How sleep affects your stress
When you’re sleep deprived, your sympathetic nervous system flips on your “fight-or-flight” state, and keeps it on for a long period of time. This high stress response obviously does no good for dealing with the stress you already have, but it has negative impacts on your health as well, such as causing a rise in your blood pressure, which increases your risk of developing cardiovascular disease.
When you lose out on sleep, you are also less able to deal with the difficult situations that may be causing you stress. When you’re sleep deprived, your brain is less agile—you’ll find problem-solving more difficult, and your memory less solid and dependable. When you’re trying to balance a busy schedule, trouble remembering is the last thing you need.
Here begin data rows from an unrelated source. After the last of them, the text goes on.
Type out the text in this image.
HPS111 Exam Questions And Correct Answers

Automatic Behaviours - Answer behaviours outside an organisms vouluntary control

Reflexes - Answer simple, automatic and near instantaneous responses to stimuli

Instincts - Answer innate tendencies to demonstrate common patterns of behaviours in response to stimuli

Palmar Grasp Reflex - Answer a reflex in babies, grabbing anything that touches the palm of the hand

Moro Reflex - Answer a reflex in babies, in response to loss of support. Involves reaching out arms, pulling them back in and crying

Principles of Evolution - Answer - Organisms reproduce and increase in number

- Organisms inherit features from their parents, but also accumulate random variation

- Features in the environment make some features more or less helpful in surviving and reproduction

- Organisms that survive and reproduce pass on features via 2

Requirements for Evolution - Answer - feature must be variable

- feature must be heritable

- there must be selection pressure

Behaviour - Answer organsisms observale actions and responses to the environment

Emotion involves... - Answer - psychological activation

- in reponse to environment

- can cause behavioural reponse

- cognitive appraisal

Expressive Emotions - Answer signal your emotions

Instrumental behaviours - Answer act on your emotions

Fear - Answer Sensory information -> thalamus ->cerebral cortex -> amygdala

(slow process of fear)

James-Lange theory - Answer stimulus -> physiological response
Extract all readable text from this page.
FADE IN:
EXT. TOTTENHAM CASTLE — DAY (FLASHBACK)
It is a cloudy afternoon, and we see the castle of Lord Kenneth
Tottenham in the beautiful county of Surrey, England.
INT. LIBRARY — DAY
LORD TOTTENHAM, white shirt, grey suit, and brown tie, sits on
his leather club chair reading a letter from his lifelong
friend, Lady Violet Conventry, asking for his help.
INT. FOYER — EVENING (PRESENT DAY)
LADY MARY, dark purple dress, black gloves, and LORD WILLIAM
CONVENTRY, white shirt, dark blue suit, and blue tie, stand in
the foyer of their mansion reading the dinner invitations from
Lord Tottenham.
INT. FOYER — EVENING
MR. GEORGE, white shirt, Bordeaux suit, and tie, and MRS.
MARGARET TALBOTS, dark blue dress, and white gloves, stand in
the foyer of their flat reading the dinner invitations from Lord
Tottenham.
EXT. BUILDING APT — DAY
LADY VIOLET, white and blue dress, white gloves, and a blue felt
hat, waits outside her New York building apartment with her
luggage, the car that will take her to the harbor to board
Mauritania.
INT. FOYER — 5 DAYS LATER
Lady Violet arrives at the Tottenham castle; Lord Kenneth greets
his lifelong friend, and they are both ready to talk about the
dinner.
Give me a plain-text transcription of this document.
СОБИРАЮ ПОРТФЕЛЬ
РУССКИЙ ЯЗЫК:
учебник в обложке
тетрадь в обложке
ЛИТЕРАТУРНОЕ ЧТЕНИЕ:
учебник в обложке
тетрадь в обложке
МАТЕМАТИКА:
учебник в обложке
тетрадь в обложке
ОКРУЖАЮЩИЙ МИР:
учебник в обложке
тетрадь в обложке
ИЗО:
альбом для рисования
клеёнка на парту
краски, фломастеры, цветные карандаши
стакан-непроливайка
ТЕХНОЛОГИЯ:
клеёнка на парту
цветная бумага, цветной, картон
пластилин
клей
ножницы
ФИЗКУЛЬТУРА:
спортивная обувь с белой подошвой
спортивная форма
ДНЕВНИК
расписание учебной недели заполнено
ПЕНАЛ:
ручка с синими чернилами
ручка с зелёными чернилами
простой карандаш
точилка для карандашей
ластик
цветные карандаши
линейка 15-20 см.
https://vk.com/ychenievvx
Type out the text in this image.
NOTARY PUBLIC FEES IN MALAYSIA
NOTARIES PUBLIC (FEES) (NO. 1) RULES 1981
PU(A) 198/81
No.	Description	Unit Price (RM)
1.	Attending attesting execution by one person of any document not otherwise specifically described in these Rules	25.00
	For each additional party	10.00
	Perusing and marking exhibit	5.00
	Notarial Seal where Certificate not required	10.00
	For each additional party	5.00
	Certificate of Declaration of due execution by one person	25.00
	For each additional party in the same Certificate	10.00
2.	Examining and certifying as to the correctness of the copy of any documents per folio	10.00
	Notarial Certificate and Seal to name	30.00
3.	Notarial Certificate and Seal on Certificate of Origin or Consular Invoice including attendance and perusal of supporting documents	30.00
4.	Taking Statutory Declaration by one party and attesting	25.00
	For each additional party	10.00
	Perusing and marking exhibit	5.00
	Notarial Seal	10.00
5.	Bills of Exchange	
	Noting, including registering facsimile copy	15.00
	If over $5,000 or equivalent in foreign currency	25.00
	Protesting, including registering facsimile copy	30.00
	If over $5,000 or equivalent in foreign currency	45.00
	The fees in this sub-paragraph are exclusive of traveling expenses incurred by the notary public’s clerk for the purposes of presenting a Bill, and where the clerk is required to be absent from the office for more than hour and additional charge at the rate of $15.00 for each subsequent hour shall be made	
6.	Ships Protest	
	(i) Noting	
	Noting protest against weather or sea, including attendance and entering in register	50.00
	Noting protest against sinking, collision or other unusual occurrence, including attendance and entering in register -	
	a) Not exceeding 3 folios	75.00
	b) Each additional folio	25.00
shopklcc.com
Keeping your bedroom stress-free
Trying to sleep when stressed is an uphill battle that will usually result in you being neither stress-free nor well-rested. The only solution is to try and deal with your stress head-on before you get into bed. Here are two tips to help you make that happen:
- Take a moment to mentally decelerate before bed. Whether it’s reading a chapter of a book or listening to calming music, you should find something peaceful to do right before you go to sleep. The idea is to separate yourself from the busyness of the day that’s now coming to an end, allowing you to wind down and give yourself a break for a little while.
- If racing thoughts are keeping you from falling asleep, you should get out of bed and go to a different room to relax and take your mind off trying to sleep. You want to make sure that your brain associates your bedroom only with rest and sleep, not stress.
Protect your health
Whenever you’re going through a stressful time in your life, chances are your body is feeling it too. Always remember that taking care of your health even in the midst of stressful situations is crucial.
Part of taking care of yourself is making sure that you’re getting the right amount of sleep. As you know now, going without will only increase your stress and compound the negative effects.
If you believe your stress has been impacting your sleep for an extended period of time, you should consult with your doctor as soon as possible to work with them to find a treatment that’s right for you.